Purification of CENP-A preassembly complex. (A) Localization of e-CENP-A and e-H3.1. Stable cell lines expressing either e-CENP-A or e-H3.1 were immunostained with antiHA antibody (Green) to detect the epitope tagged proteins and DAPI staining (Blue). (Lower) Western blotting of total cell extract from control HeLa cells (Lane 1) and stable HeLa cell line (Lane 2) expressing e-CENP-A. An anti-CENP-A antibody was used to reveal the blot. (B) Silver staining of proteins associated with e-CENP-A. The preassembly e-CENP-A complex (CENP-A.com) was purified by tandem immuno-affinity and the associated polypeptides were identified by mass spectrometry.
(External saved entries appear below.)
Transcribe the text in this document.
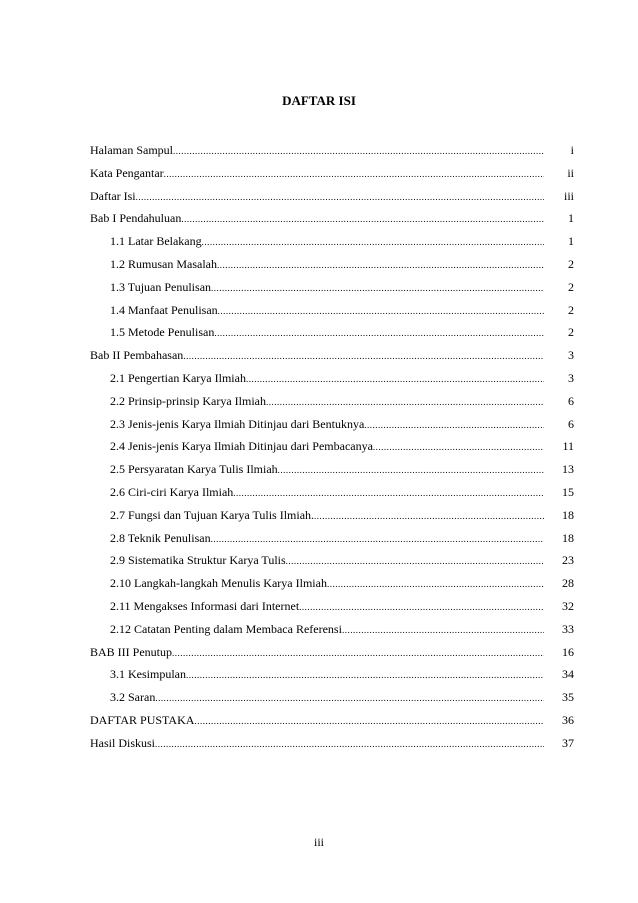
DAFTAR ISI
Halaman Sampul .....	i
Kata Pengantar .....	ii
Daftar Isi .....	iii
Bab I Pendahuluan .....	1
1.1 Latar Belakang .....	1
1.2 Rumusan Masalah .....	2
1.3 Tujuan Penulisan .....	2
1.4 Manfaat Penulisan .....	2
1.5 Metode Penulisan .....	2
Bab II Pembahasan .....	3
2.1 Pengertian Karya Ilmiah .....	3
2.2 Prinsip-prinsip Karya Ilmiah .....	6
2.3 Jenis-jenis Karya Ilmiah Ditinjau dari Bentuknya .....	6
2.4 Jenis-jenis Karya Ilmiah Ditinjau dari Pembacanya .....	11
2.5 Persyaratan Karya Tulis Ilmiah .....	13
2.6 Ciri-ciri Karya Ilmiah .....	15
2.7 Fungsi dan Tujuan Karya Tulis Ilmiah. .....	18
2.8 Teknik Penulisan .....	18
2.9 Sistematika Struktur Karya Tulis .....	23
2.10 Langkah-langkah Menulis Karya Ilmiah .....	28
2.11 Mengakses Informasi dari Internet .....	32
2.12 Catatan Penting dalam Membaca Referensi .....	33
BAB III Penutup .....	16
3.1 Kesimpulan .....	34
3.2 Saran .....	35
DAFTAR PUSTAKA .....	36
Hasil Diskusi .....	37
iii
Lane M corresponds to a protein molecular mass marker. Lane Mock, corresponds to a mock purification from a nontagged HeLa cell line. (C) Silver staining of proteins associated with e-H3.1. The prenucelosomal e-H3.1 complex (H3.1.com) was purified by tandem immunoaffinity and the associated polypeptides (Left) were identified by mass spectrometry. Lane M corresponds to a protein molecular mass marker. (D). Western blot detection of HJURP and NPM1 in the e-CENP-A preassembly complex. e-Cenp-A and e-H3.1 complexes were run on 4–12% SDS PAGE and after transfer, the blot was revealed with an antiHJURP, an anti-NPM1, and antiFLAG (to detect e-CENP-A and e-H3.1). (E) Silver staining of proteins associated with e-HJURP. The specific partners of e-HJURP were purified by tandem immunoaffinity and identified by mass spectrometry analyses (Lane 2, Upper). The identified proteins are indicated on the right. Lane M corresponds to a protein molecular mass marker. (Lower) Western blot detection of CENP-A present in the preassembly e-CENP-A complex (Lane 1) and e-HJURP complex (Lane 2). Both complexes were run on 4–12% SDS PAGE and after transfer, the blot was revealed with an anti-CENP-A antibody. The higher molecular mass of e-CENP-A is due to the presence of the HA-FLAG peptide fused to CENP-A.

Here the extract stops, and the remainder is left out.